The postprocedure CT brain revealed evolution of pneumocephalus, compressing the bilateral
frontal lobes ([Fig. 1C] and [D]). On the next day, the patient had cerebrospinal fluid (CSF) leak from the left
nostril. Conservative treatment was started in the form of bed rest, acetazolamide,
and high-flow oxygen. However, CSF leak from the left nostril persisted. Hence, on
the third day of GKRS, he was taken up for operation. A left frontal craniotomy was
performed and the dural defect was repaired using a pericranial graft augmented with
fat, muscle, and fibrin glue. At 3 months of follow-up, the patient had no CSF rhinorrhea
and a follow-up magnetic resonance imaging (MRI) scan of the brain showed complete
resolution of pneumocephalus and the expected radiation necrosis within the tumor
([Fig. 1E] and [F]).
Discussion
GKRS offers a minimally invasive and a relatively safe alternative to conventional
microsurgery for intracranial lesions. Complications can be broadly categorized into
complications due to radiation and complications related to frame fixation. Rarely,
acute problems from radiosurgery can arise from radiation-induced edema, which can
produce convulsions and new neurological deficits.[2]
The pin headrest–related complications reported thus far include penetration into
the skull, epidural hematoma, scalp laceration, and tension pneumocephalus.[3] These are generally attributed more to the Mayfield clamp fixation and are more
commonly seen in the pediatric age group.[3] There have been reports of stereotactic frame penetration of the large frontal sinus
causing penetration of the outer cortex, but depressed skull fracture resulting in
pneumocephalus and CSF rhinorrhea has not been reported.[4]
Thinner areas that are more likely to give away, like the frontal sinus, squamous
part of temporal bone, and the coronal suture, should be avoided in pin fixation.[3] One must also be mindful of the craniotomy defects of previous surgeries. Systemic
causes like metastatic tumors, hyperparathyroidism, granulomatous diseases, osteomyelitis,
and bony anomalies such as bone aneurysm, and cystic angiomatosis can also cause thinning
of the bony cortex.[5] Finally, the technique of frame fixation must always be kept in mind as excessive
pressure application while fixing the screws can also be an extremely critical factor.[3] The pins should be tightened on the diagonal with thumb and index finger grip to
limit the torque applied.[6]
GKRS has many subtleties and being a day care procedure, these are often overlooked.

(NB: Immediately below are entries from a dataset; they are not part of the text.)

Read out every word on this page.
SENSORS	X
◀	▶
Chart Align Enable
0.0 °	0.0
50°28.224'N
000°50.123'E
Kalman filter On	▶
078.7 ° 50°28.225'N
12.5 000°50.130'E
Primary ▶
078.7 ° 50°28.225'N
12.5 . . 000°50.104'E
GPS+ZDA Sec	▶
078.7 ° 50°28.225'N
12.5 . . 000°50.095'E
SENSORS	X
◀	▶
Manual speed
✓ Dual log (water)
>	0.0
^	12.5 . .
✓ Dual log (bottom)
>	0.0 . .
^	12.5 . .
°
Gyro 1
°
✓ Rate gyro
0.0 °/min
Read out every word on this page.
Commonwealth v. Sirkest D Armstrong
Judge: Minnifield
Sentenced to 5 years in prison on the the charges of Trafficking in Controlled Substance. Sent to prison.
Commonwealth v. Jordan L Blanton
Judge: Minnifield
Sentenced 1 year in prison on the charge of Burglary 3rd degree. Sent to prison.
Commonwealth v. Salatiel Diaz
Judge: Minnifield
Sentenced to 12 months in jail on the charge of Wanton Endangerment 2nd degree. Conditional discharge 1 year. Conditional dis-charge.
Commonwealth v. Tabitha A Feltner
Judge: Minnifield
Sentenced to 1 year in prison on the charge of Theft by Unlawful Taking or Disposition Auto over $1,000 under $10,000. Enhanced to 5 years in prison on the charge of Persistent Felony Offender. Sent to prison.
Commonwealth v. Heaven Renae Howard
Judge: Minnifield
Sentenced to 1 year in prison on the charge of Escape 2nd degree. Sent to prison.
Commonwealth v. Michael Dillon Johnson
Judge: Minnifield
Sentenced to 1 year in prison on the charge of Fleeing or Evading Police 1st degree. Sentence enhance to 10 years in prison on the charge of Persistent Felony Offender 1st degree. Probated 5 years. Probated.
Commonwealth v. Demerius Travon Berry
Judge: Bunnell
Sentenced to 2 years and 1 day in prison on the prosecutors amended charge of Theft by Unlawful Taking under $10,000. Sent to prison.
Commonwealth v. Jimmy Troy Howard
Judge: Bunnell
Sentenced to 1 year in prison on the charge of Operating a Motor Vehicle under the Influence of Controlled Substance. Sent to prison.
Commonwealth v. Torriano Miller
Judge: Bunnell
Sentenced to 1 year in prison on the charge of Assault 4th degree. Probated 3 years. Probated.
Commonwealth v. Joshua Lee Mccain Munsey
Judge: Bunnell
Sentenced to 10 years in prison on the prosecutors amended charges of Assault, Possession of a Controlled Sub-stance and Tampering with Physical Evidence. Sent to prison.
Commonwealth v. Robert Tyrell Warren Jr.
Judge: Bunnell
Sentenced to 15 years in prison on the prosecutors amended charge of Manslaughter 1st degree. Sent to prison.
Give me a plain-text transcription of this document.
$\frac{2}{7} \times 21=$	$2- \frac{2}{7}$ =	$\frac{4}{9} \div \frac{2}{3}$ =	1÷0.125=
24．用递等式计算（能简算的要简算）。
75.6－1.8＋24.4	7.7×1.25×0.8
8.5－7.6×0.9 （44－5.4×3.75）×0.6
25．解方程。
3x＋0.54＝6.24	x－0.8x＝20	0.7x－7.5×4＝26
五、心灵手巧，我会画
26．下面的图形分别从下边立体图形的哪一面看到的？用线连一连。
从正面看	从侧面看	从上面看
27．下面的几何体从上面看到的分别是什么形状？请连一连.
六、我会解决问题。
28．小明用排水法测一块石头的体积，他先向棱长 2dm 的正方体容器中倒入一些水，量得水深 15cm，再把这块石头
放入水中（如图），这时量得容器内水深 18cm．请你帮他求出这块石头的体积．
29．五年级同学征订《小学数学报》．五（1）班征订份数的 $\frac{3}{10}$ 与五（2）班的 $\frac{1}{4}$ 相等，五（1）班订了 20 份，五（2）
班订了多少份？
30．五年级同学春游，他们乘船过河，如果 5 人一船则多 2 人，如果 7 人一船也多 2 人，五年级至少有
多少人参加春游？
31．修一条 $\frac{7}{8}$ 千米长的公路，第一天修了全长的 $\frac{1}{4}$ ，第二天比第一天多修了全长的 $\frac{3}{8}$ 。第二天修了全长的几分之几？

On retrospection, it was proposed that the anatomically large frontal sinus and age-related
osteoporotic thinning of the skull were the factors that predisposed to depressed
skull fracture in our patient. We aim to shed light on one such rare complication
of GKRS frame fixation so that the neurosurgeons can better prepare, be more alert,
and prevent the iatrogenic depressed skull fracture and its sequela.
Conclusion
The occurrence of iatrogenic skull fracture and CSF rhinorrhea after GKRS frame fixation
is rare. The special anatomical features such as abnormally thin skull, large frontal
sinus, and anatomical thinning of the squamous temporal bone and coronal sutures should
be taken into consideration in every patient subjected to GKRS frame fixation.